In the last few years, a trend among critics and contemporary writers is questioning the merits of writers that are part of the literary canon. The prose is not considered as good as when it was first received, the writer is overrated, or his personal life is a mess. It’s easy to point out flaws of a writer, or even hate them. Especially a writer that’s dead and can’t really defend himself. Ernest Hemingway hasn’t been spared.
Those critics and readers focused on Hemingway’s writing style will say that the whole “iceberg method” is just too easy and laughable and anyone can do it. Nobody should write in short, declarative sentences. Instead, we should indulge in the use of the English language.
Then there are those who get obsessed over Hemingway’s maleness. It’s a known fact that Hemingway had plenty of issues with his own masculinity. We certainly have numerous photographs of a bare-chested Hemingway, trying to prove his manliness. Critics speculate that he was gay and by being overly masculine was just a way of masking his desire to be with men.
That ridiculous and hate-filled term “toxic masculinity” wasn’t in use during Hemingway’s time, but if he lived today, he surely would be accused. One wonders whether he’d be issuing sarcastic apologies on Twitter.
All of these criticisms are fairly obvious and we’ve heard them repeatedly. Some may be true. I’ve no clue if Hemingway was gay or not, or whether he had secret desires. I’ve no interest in putting the fictional Hemingway on the couch and psychoanalyzing him.
One of the fascinating aspects about Hemingway is the authenticity of his prose. Hemingway’s athletic words seem like they’ll run off the page before you even read them. He doesn’t dwell. He’s not Tolstoy or Proust. But he does wonder about the interior lives of his characters and indirectly himself. He wonders where they’re going and where they’ve been, and how they’ll get where they need to go in the hope that they won’t be doomed or lost. He understands the essence and most importantly, the nuances of the human condition. He understands that we’ll never really get under the skin of our fleeting states of being because we’ll always want to escape our very selves.

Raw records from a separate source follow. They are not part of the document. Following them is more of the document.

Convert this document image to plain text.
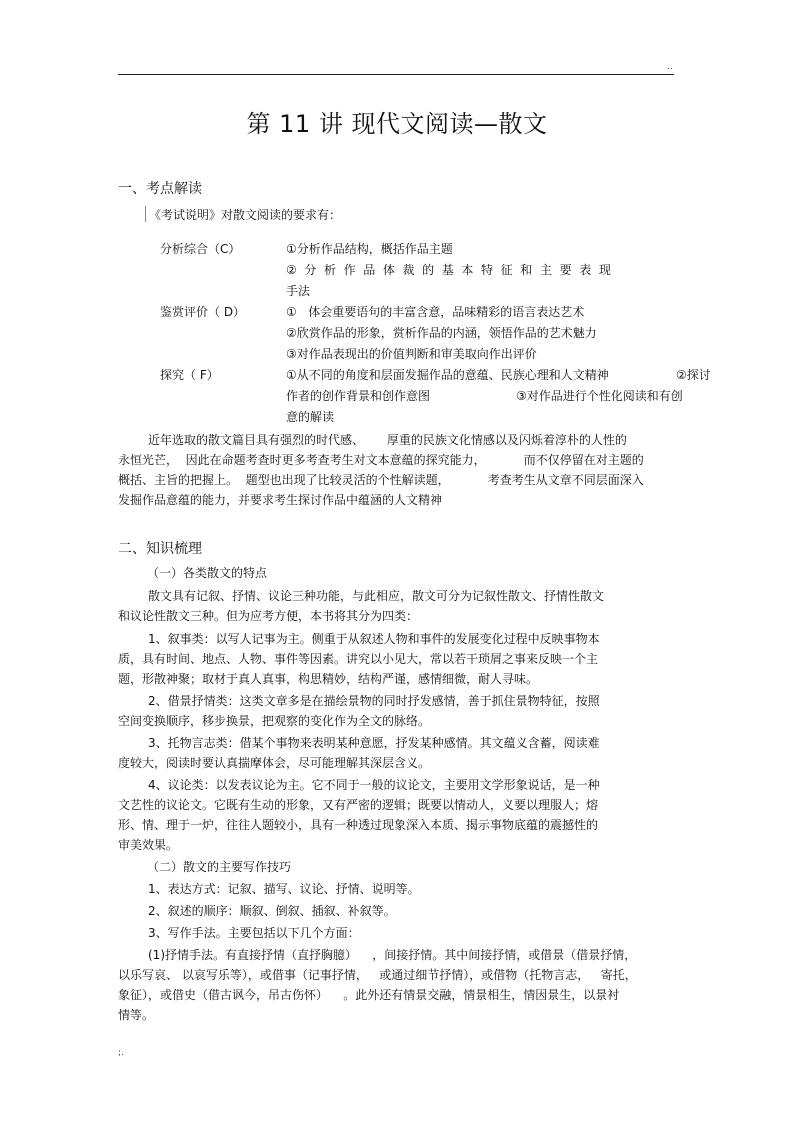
..
第 11 讲 现代文阅读—散文
一、考点解读
《考试说明》对散文阅读的要求有：
分析综合（C）	①分析作品结构，概括作品主题
②  分  析  作  品  体  裁  的  基  本  特  征  和  主  要  表  现
手法
鉴赏评价（ D）	①   体会重要语句的丰富含意，品味精彩的语言表达艺术
②欣赏作品的形象，赏析作品的内涵，领悟作品的艺术魅力
③对作品表现出的价值判断和审美取向作出评价
探究（ F）	①从不同的角度和层面发掘作品的意蕴、民族心理和人文精神	②探讨
作者的创作背景和创作意图	③对作品进行个性化阅读和有创
意的解读
近年选取的散文篇目具有强烈的时代感、      厚重的民族文化情感以及闪烁着淳朴的人性的
永恒光芒，  因此在命题考查时更多考查考生对文本意蕴的探究能力，          而不仅停留在对主题的
概括、主旨的把握上。  题型也出现了比较灵活的个性解读题，          考查考生从文章不同层面深入
发掘作品意蕴的能力，并要求考生探讨作品中蕴涵的人文精神
二、知识梳理
（一）各类散文的特点
散文具有记叙、抒情、议论三种功能，与此相应，散文可分为记叙性散文、抒情性散文
和议论性散文三种。但为应考方便，本书将其分为四类：
1、叙事类：以写人记事为主。侧重于从叙述人物和事件的发展变化过程中反映事物本
质，具有时间、地点、人物、事件等因素。讲究以小见大，常以若干琐屑之事来反映一个主
题，形散神聚；取材于真人真事，构思精妙，结构严谨，感情细微，耐人寻味。
2、借景抒情类：这类文章多是在描绘景物的同时抒发感情，善于抓住景物特征，按照
空间变换顺序，移步换景，把观察的变化作为全文的脉络。
3、托物言志类：借某个事物来表明某种意愿，抒发某种感情。其文蕴义含蓄，阅读难
度较大，阅读时要认真揣摩体会，尽可能理解其深层含义。
4、议论类：以发表议论为主。它不同于一般的议论文，主要用文学形象说话，是一种
文艺性的议论文。它既有生动的形象，又有严密的逻辑；既要以情动人，义要以理服人；熔
形、情、理于一炉，往往人题较小，具有一种透过现象深入本质、揭示事物底蕴的震撼性的
审美效果。
（二）散文的主要写作技巧
1、表达方式：记叙、描写、议论、抒情、说明等。
2、叙述的顺序：顺叙、倒叙、插叙、补叙等。
3、写作手法。主要包括以下几个方面：
(1)抒情手法。有直接抒情（直抒胸臆）    ，间接抒情。其中间接抒情，或借景（借景抒情，
以乐写哀、 以哀写乐等），或借事（记事抒情，   或通过细节抒情），或借物（托物言志，   寄托，
象征），或借史（借古讽今，吊古伤怀）    。此外还有情景交融，情景相生，情因景生，以景衬
情等。
;.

In one short paragraph, you’ll feel the rain in Paris and the angularity of the café tables even if he never really tells you the exact details. In A Moveable Feast, Hemingway writes: “Then there was the bad weather. It would come in one day when the fall was over. You would have to shut the windows in the night against the rain and the cold wind would strip the leaves from the trees in the Place Contrescarpe.”
Describing the café at the bus terminal, he writes: “It was a sad, evilly run café where the drunkards of the quarter crowded together and I kept away from it because of the smell of dirty bodies and the sour smell of drunkenness.” It doesn’t matter what these dirty people drank. Maybe the smell of alcohol will be different for all of us, but we can create a mental collage of offensive smells as if they’re descending with the weight of the world on us, suffocating every pore of our being.
Despite the cold clarity of Hemingway’s scenes, there’s never anything sterile or nihilistic about them. His words don’t bring warm and fuzzy feelings, and why should they? Why should we hide behind the masks of a saccharine avoidance of good and evil? Why should we keep whistling past the cemetery as if the dead don’t exist in the air that we take in? Why should we hide from death itself?
Hemingway’s being and writing are inseparable. I believe it takes courage to write—to really write, to remove the pretenses and stand face-to-face with truth. Hemingway had that courage. It’s difficult to fully understand the extent of his internal suffering and the sad end of his life. But even if the light went out at the end, he was always seeking to write that “one true sentence.” To see directly in the eyes of humanity takes a special kind of guts. Hemingway had that resolve and freedom and fearlessness.